Czym w ogóle był ten okres? Najkrócej mówiąc: właśnie wtedy zaczęły powstawać pierwsze gwiazdy. Przez około 100 milionów lat, poczynając od mniej więcej 380 tysięcy lat po Wielkim Wybuchu, kosmos był niezwykle ciemnym miejscem. I to dosłownie. W pewnym momencie zaczęły się jednak tworzyć gwiazdy i galaktyki. Emitowane przez nie światło wiązało się z zachodzącą jonizacją międzygalaktycznych pokładów wodoru. Proces ten zakończył się, gdy cały wodór został zjonizowany, co nastąpiło około 1,1 miliarda lat po Wielkim Wybuchu.

Kosmiczny świt to okres związany z powstaniem pierwszych gwiazd

Zespół zajmujący się datowaniem ówczesnych wydarzeń, z Sarah Bosman z Instytutu Astronomicznego Maxa Plancka na czele, wykorzystał dane dotyczące światła pochodzącego z 67 kwazarów. Obiekty te zostały zaobserwowane za pośrednictwem Bardzo Dużego Teleskopu oraz Obserwatorium W. M. Kecka. Zasilane przez supermasywne czarne dziury, kwazary znajdują się na tyle daleko, iż musiały powstać w ciągu około 1 miliarda lat od Wielkiego Wybuchu. Różne długości fal wyemitowanego wtedy światła, w czasie podróży w kierunku Ziemi, były pochłaniane przez neutralny bądź zjonizowany wodór.

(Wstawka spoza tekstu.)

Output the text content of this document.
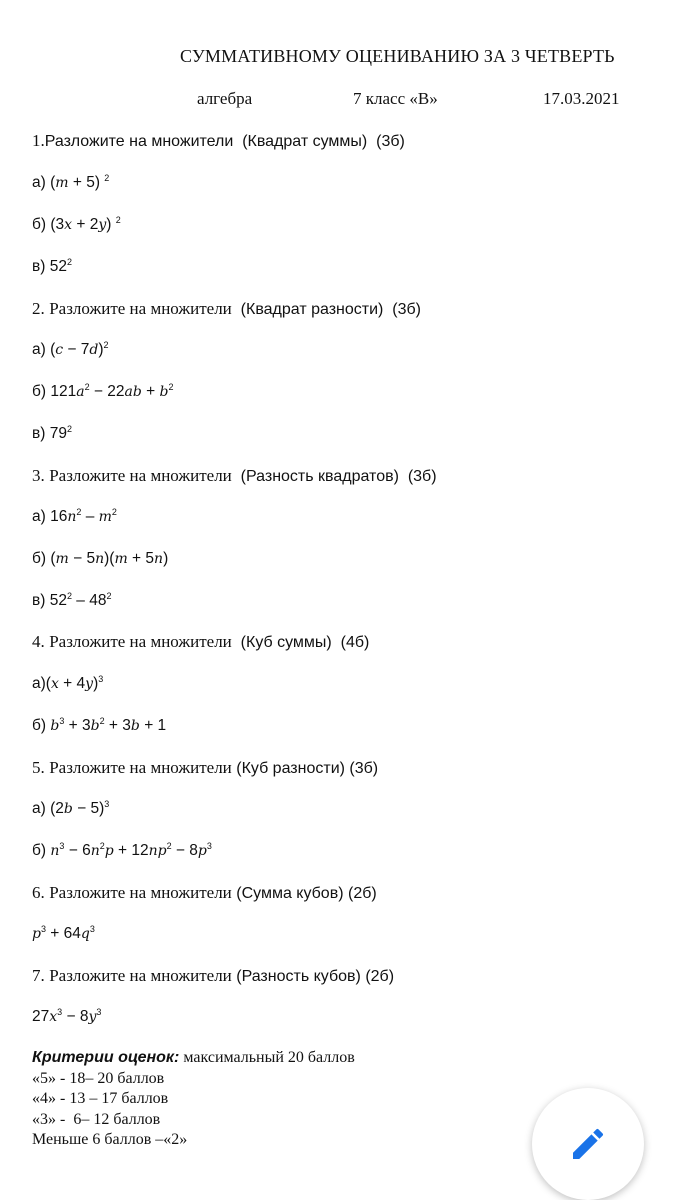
СУММАТИВНОМУ ОЦЕНИВАНИЮ ЗА 3 ЧЕТВЕРТЬ
алгебра	7 класс «В»	17.03.2021
1.Разложите на множители (Квадрат суммы) (3б)
а) (m + 5) $^2$
б) (3x + 2y) $^2$
в) $52^2$
2. Разложите на множители (Квадрат разности) (3б)
а) $(c - 7d)^2$
б) $121a^2 - 22ab + b^2$
в) $79^2$
3. Разложите на множители (Разность квадратов) (3б)
а) $16n^2 - m^2$
б) (m − 5n)(m + 5n)
в) $52^2 - 48^2$
4. Разложите на множители (Куб суммы) (4б)
$а)(x + 4y)^3$
б) $b^3 + 3b^2 + 3b + 1$
5. Разложите на множители (Куб разности) (3б)
а) $(2b - 5)^3$
б) $n^3 - 6n^2p + 12np^2 - 8p^3$
6. Разложите на множители (Сумма кубов) (2б)
$p^3 + 64q^3$
7. Разложите на множители (Разность кубов) (2б)
$27x^3 - 8y^3$
Критерии оценок: максимальный 20 баллов
«5» - 18– 20 баллов
«4» - 13 – 17 баллов
«3» -  6– 12 баллов
Меньше 6 баллов –«2»
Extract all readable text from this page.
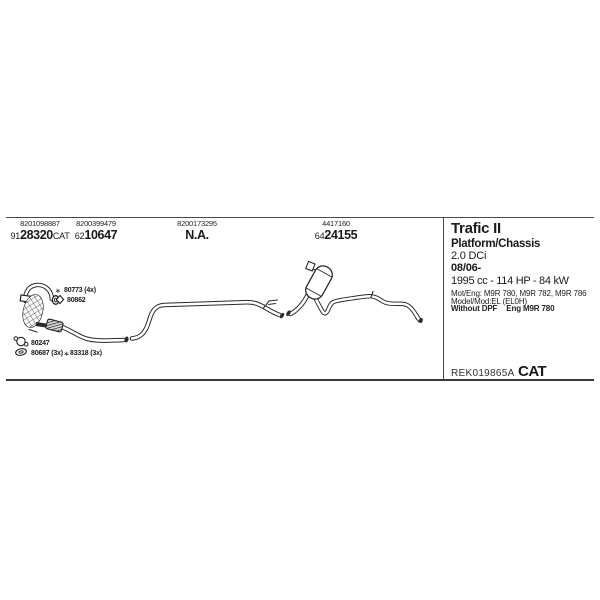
8201098887
9128320CAT
8200399479
6210647
8200173295
N.A.
4417160
6424155	Trafic II
Platform/Chassis
2.0 DCi
08/06-
1995 cc - 114 HP - 84 kW
Mot/Eng: M9R 780, M9R 782, M9R 786
Model/Mod:EL (EL0H)
Without DPF Eng M9R 780
REK019865A CAT
∗ 80773 (4x)
80862
80247
80687 (3x) ∗ 83318 (3x)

Naukowcy wzięli też pod uwagę fakt, iż Wszechświat się rozszerza. Analizując linie absorpcyjne w widmach światła naukowcy byli w stanie ustalić, kiedy przestało ono przechodzić przez neutralny wodór i zaczęło natrafiać na ten zjonizowany. Ostatecznie doszli do wniosku, że dotychczasowe szacunki były błędne i chybione o około 200 milionów lat. Nowa data wskazuje na punkt w czasie z okolic 1,1 miliarda lat po Wielkim Wybuchu.

Czytaj też: Ciemna materia pamiątką po innych wymiarach? Jej składniki mogły powstać tuż po Wielkim Wybuchu

Możemy więc założyć, że pierwsza generacja gwiazd i galaktyk, która napędzała rejonizację, prawdopodobnie znajduje się bliżej naszej planety. W teorii powinno to ułatwić obserwację tych obiektów, co z kolei przełoży się na łatwiejsze rozpoznanie w sytuacji. Wszechświat nadal ma przed nami masę tajemnic, lecz tego typu badania umożliwiają rozwiązanie choćby części z nich.